I used four skeins of Brown Sheep Cotton Fleece in Provincial Rose (that’s the other trick to selling me a sweater — make it pink, rose, red or black). That’s a 80 cotton/20 merino wool combination, which makes it perfect for a transition sweater (if this coming winter is anything like last winter, however, I’ll be wearing it well into February).
I do fully expect the sweater to stretch out with wear. That’s okay with me, and I know this yarn will shrink back to shape after washing. It doesn’t claim to be washable, but I’ve made plenty of sweaters and slippers with it and it’s never failed to come through the wash just fine.

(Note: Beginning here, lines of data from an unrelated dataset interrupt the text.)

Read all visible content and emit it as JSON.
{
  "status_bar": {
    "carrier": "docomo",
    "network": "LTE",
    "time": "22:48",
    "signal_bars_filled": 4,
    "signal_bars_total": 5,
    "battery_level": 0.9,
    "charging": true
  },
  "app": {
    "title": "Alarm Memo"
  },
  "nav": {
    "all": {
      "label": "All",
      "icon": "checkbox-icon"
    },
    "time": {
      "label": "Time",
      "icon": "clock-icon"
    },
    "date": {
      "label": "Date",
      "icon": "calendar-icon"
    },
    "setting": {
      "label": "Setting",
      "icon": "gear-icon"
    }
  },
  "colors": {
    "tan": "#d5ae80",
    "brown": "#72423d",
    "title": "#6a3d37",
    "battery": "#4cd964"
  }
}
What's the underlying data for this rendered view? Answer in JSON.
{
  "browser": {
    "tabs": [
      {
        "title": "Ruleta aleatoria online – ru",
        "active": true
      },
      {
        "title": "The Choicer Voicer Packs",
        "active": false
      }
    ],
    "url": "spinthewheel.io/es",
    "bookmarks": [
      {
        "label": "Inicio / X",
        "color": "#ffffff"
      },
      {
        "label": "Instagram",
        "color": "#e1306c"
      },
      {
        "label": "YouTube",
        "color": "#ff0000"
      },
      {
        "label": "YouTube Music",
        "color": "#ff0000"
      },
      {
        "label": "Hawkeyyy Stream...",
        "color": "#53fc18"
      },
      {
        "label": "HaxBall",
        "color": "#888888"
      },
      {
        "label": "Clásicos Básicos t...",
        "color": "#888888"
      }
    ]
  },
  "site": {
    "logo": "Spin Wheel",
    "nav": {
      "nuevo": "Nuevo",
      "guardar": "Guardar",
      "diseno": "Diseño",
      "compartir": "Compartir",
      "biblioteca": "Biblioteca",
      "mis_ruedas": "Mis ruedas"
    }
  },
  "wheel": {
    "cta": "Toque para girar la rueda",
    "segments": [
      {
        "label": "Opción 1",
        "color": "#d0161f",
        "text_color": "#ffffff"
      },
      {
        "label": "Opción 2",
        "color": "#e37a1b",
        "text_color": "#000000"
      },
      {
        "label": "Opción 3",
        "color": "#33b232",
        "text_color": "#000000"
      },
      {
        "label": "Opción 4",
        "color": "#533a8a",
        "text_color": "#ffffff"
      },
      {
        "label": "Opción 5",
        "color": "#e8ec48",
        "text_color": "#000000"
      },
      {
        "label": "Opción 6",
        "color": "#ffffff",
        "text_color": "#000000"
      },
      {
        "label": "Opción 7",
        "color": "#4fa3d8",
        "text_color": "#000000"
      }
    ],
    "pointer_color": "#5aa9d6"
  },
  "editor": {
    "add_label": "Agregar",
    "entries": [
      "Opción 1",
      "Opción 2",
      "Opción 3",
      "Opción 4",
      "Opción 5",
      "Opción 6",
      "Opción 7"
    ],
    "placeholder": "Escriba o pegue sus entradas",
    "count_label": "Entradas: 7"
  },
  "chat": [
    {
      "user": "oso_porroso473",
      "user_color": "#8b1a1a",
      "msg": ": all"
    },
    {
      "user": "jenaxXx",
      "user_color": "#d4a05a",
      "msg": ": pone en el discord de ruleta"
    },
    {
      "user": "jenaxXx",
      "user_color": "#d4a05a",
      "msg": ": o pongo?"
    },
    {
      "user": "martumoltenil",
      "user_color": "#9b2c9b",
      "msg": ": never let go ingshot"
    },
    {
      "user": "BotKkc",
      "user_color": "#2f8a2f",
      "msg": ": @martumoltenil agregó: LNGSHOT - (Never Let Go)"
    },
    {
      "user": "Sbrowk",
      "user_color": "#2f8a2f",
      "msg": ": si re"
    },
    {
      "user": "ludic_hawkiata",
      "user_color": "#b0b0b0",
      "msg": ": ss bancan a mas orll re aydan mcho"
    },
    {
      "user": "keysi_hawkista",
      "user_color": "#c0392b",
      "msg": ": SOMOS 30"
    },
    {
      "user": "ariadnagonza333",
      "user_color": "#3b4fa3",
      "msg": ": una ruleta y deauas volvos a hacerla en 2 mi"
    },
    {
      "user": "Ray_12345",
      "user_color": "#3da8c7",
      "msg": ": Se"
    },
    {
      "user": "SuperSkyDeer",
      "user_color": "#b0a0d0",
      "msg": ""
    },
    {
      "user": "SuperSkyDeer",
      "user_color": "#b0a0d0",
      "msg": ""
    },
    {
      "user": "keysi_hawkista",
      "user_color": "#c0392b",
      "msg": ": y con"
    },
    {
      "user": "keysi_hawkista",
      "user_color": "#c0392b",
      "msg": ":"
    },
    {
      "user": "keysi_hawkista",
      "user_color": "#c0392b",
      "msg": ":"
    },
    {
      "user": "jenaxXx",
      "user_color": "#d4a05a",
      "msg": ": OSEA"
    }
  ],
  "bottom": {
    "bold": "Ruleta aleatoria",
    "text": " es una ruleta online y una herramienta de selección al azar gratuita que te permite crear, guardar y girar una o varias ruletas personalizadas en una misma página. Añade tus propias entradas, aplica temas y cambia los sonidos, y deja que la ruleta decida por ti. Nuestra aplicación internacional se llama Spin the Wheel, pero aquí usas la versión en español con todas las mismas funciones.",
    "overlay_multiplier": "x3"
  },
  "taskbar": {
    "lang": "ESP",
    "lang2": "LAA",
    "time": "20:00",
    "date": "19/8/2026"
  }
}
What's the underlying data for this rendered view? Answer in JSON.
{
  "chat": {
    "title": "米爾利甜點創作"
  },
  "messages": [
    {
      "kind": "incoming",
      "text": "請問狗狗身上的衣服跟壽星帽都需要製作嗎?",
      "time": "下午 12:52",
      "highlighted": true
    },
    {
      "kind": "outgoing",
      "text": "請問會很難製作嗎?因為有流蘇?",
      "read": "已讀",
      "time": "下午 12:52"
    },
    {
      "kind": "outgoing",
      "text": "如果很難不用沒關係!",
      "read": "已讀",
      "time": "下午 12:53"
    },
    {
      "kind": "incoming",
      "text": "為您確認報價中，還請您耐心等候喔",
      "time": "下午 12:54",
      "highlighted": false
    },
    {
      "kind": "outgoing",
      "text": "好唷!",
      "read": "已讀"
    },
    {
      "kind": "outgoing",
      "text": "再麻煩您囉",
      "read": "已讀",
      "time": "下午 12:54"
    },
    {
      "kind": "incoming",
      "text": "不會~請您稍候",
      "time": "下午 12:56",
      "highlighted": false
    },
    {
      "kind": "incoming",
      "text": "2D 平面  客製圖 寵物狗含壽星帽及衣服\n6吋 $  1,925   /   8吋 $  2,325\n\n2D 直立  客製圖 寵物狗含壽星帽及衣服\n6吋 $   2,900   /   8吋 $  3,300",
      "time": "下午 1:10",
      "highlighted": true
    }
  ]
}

Disclaimer here: While that’s been my experience, I can’t promise yours will be the same, so wash with caution.
It was knit on size 6 (4mm) needles, with size 4 (3.5mm) used for the ribbing and the neck. I particularly like the ribbing on this sweater; it’s narrow and stylish. The sleeves also appeal to me. They’re somewhere between a standard short sleeve and a 3/4 length, and again, stylish.
This is a basic pattern, with some nice shaping in the body and a simple neckline. It’s easy to knit and looks great in a multitude of yarns. The original pattern was knit in stripes, which would make knitting it more interesting, but as you can see, I stayed with a solid color.